本申请实施例并不限定器件管理器120的具体结构。例如,器件管理器120可以是复杂可编程逻辑器件(complex programmable logic device,CPLD),也可以为微控制单元(microcontroller unit,MCU)。器件管理器120采集到与其连接的各个器件的工作信息后,可以通过管理总线300将采集到的信息上报该基板管理控制器200。
本申请实施例并不限定器件管理器120与基板管理控制器200之间的交互方式。例如,器件管理器120与基板管理控制器200之间可以采用命令字方式的进行交互。一种类型的工作信息对应一种命令字。命令字的格式可以由不同的服务器单板100共享,这样,基板管理控制器200能够与不同服务器单板100上的器件管理器120采用相同的方式交互,减少不必要的适配工作。
下面介绍一种命令字的设计方式,参见图3。器件管理器120与基板管理控制器200之间定义的命令字格式主要包括两部分,一部分为操作码(operation code,OP code)以及器件参数(parameter)。本申请实施例并不限定该命令字的具体大小,在一种可能的实施方式中, 命令器可以占用4个字节(也即32个比特)。其中,器件参数可占用1个字节,操作码可占用3个字节。
操作码用于描述需要对器件进行操作,在本申请实施例中,操作可以包括读器件的工作信息、向器件下发命令(向器件下发命令可以理解为向器件写入信息)。器件参数用于指示需要操作的器件。器件参数可以为器件的编号或标识。
操作码包括四个字段。分别为功能(function)字段、命令(command)字段、读取次数字段(图3中用MS表征该字段)、以及读写标识字段(图3中用RW表征该字段)。
功能字段用于指示该命令字所针对的服务器单板100,在单板管理系统中包括多个单板的情况下该功能字段不可缺省,当单板管理系统中仅有一个单板,该功能字段的内容可以设置为默认值或者空值。功能字段可以占用6个比特。

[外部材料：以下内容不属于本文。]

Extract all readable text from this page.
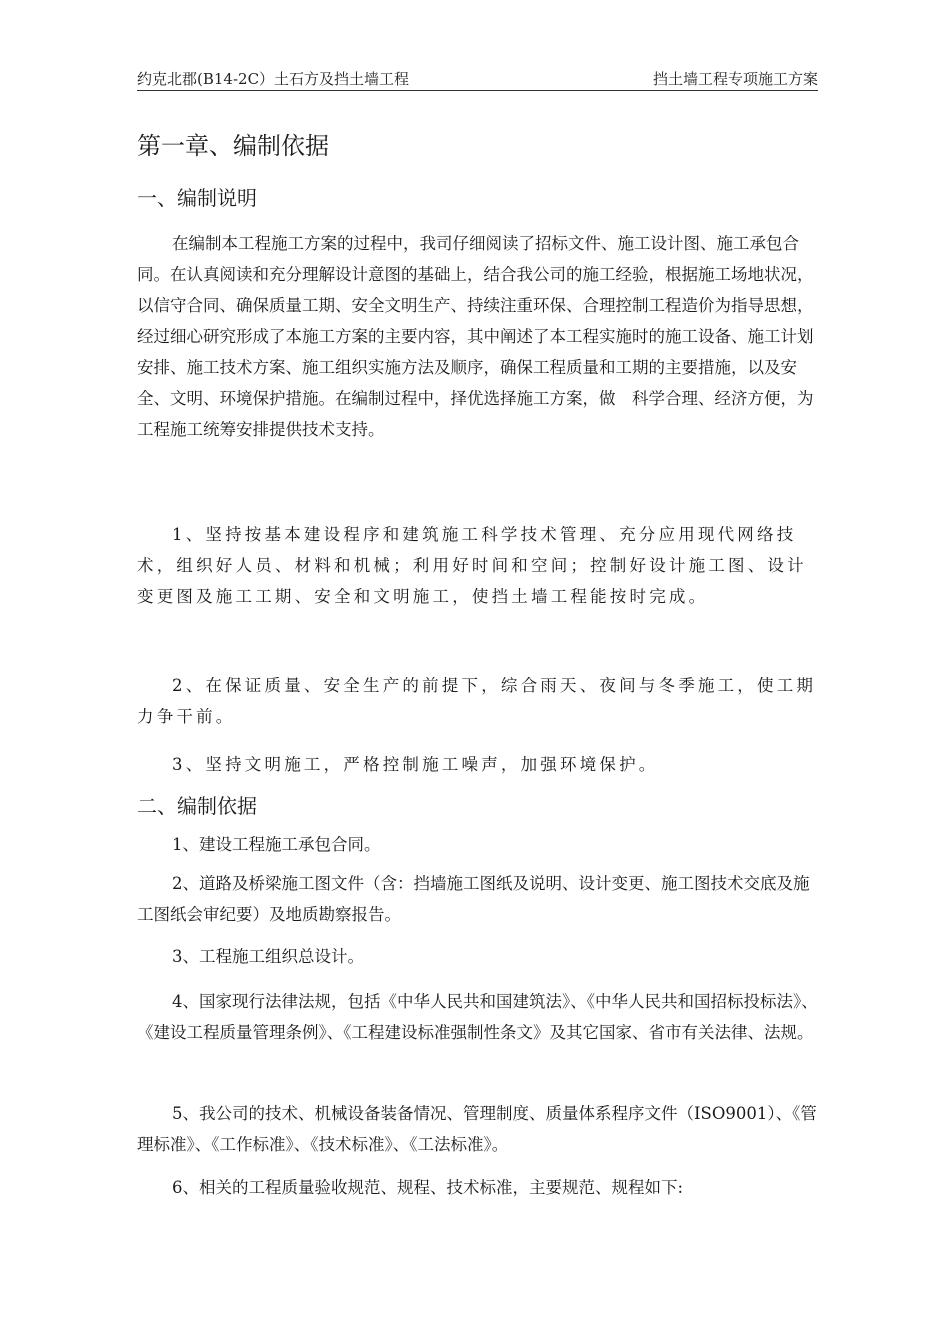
约克北郡(B14-2C）土石方及挡土墙工程	挡土墙工程专项施工方案
第一章、编制依据
一、编制说明

在编制本工程施工方案的过程中，我司仔细阅读了招标文件、施工设计图、施工承包合同。在认真阅读和充分理解设计意图的基础上，结合我公司的施工经验，根据施工场地状况，以信守合同、确保质量工期、安全文明生产、持续注重环保、合理控制工程造价为指导思想，经过细心研究形成了本施工方案的主要内容，其中阐述了本工程实施时的施工设备、施工计划安排、施工技术方案、施工组织实施方法及顺序，确保工程质量和工期的主要措施，以及安全、文明、环境保护措施。在编制过程中，择优选择施工方案，做　科学合理、经济方便，为工程施工统筹安排提供技术支持。

1、坚持按基本建设程序和建筑施工科学技术管理、充分应用现代网络技术，组织好人员、材料和机械；利用好时间和空间；控制好设计施工图、设计变更图及施工工期、安全和文明施工，使挡土墙工程能按时完成。

2、在保证质量、安全生产的前提下，综合雨天、夜间与冬季施工，使工期力争干前。

3、坚持文明施工，严格控制施工噪声，加强环境保护。

二、编制依据

1、建设工程施工承包合同。

2、道路及桥梁施工图文件（含：挡墙施工图纸及说明、设计变更、施工图技术交底及施工图纸会审纪要）及地质勘察报告。

3、工程施工组织总设计。

4、国家现行法律法规，包括《中华人民共和国建筑法》、《中华人民共和国招标投标法》、《建设工程质量管理条例》、《工程建设标准强制性条文》及其它国家、省市有关法律、法规。

5、我公司的技术、机械设备装备情况、管理制度、质量体系程序文件（ISO9001）、《管理标准》、《工作标准》、《技术标准》、《工法标准》。

6、相关的工程质量验收规范、规程、技术标准，主要规范、规程如下:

当存在不同类型的服务器单板100时,可以用不同的编号指示不同类型的服务器单板100。如图3中1可以指示扩展组件(扩展组件是指在服务器中用于增加接口或槽位的组件)。2指示存储组件(存储组件是指服务器中用于连接硬盘、实现数据存储功能的组件)。3指示基础板。4指示内存扩展组件(内存扩展组件是指服务器中承担内存功能的组件)。0用于表征通用命令,也即命令字针对所有服务器单板100。
命令字段用于描述操作的类型,如指示读取哪一种工作信息(如温度、电压、电源是否正常、故障或告警等信息)。命令字段是需要预先进行定义的,以区分不同的操作。命令字段可占用16个比特。
读取次数字段用于区分此次操作是多次读取还是单次读取,也即指示一次读取多个器件的工作信息或一次读取一个器件的工作信息。如当该字段为0时表征为多个读取,为1时表征为单次读取。读取次数字段可占用1个比特。
读写标识字段用于区分此次操作为读取操作还是写入操作。如当该字段为0时表征为此次操作为读取操作,为1时表征为写入操作。读写标识字段可占用1个比特。
当基板管理控制器200需要读取器件的工作参数时,器件管理器120与基板管理控制器200之间的交互过程包括:基板管理控制器200向器件管理器120发起读取请求,器件管理器120向基板管理控制器200反馈读取响应。
如图4A所示为本申请实施例提供的一种读取请求的格式示意图,图4B为本申请实施例提供的一种读取响应求的格式示意图。图4A与图4B第一行为各个字段的名称,第二行为各个字段占用的比特数。
当基板管理控制器200需要向器件写入信息,也即基板管理控制器200向器件下发命令(如控制器件启动、停止、升级)时,器件管理器120与基板管理控制器200之间的交互过程包括:基板管理控制器200向器件管理器120发起写入请求,该写入请求中携带需要写入的命令(如控制命令)或数据(升级文件)。
如图4C所示为本申请实施例提供的一种写入请求的格式示意图。图4C第一行为各个字段的名称,第二行为各个字段占用的比特数。
图4A~图4C中各个字段的含义可以参见表4。
表4

需要说明的是,上述图4A~图4C中的各个字段仅是举例。在实际应用中,在设计读取请求、写入请求以及读取响应中的各个字段时可以根据实际需求增加减少字段。
在本申请实施例中,器件管理器120与基板管理控制器200之间除了交互第一类器件的工作信息。基板管理控制器200还可以通过与器件管理器120的交互向第一类器件下发控制命令,以控制第一类器件的工作状态,例如,该控制命令可以控制某一个或某几个第一类器件停止工作、或启动工作。该控制命令可以作为数据携带在如图4C所示的数据字段中。当器件管理器120接收到该写入请求后,可以识别其中的控制命令,根据控制命令控制相应的第一类器件,如控制该第一类器件停止工作、或启动工作。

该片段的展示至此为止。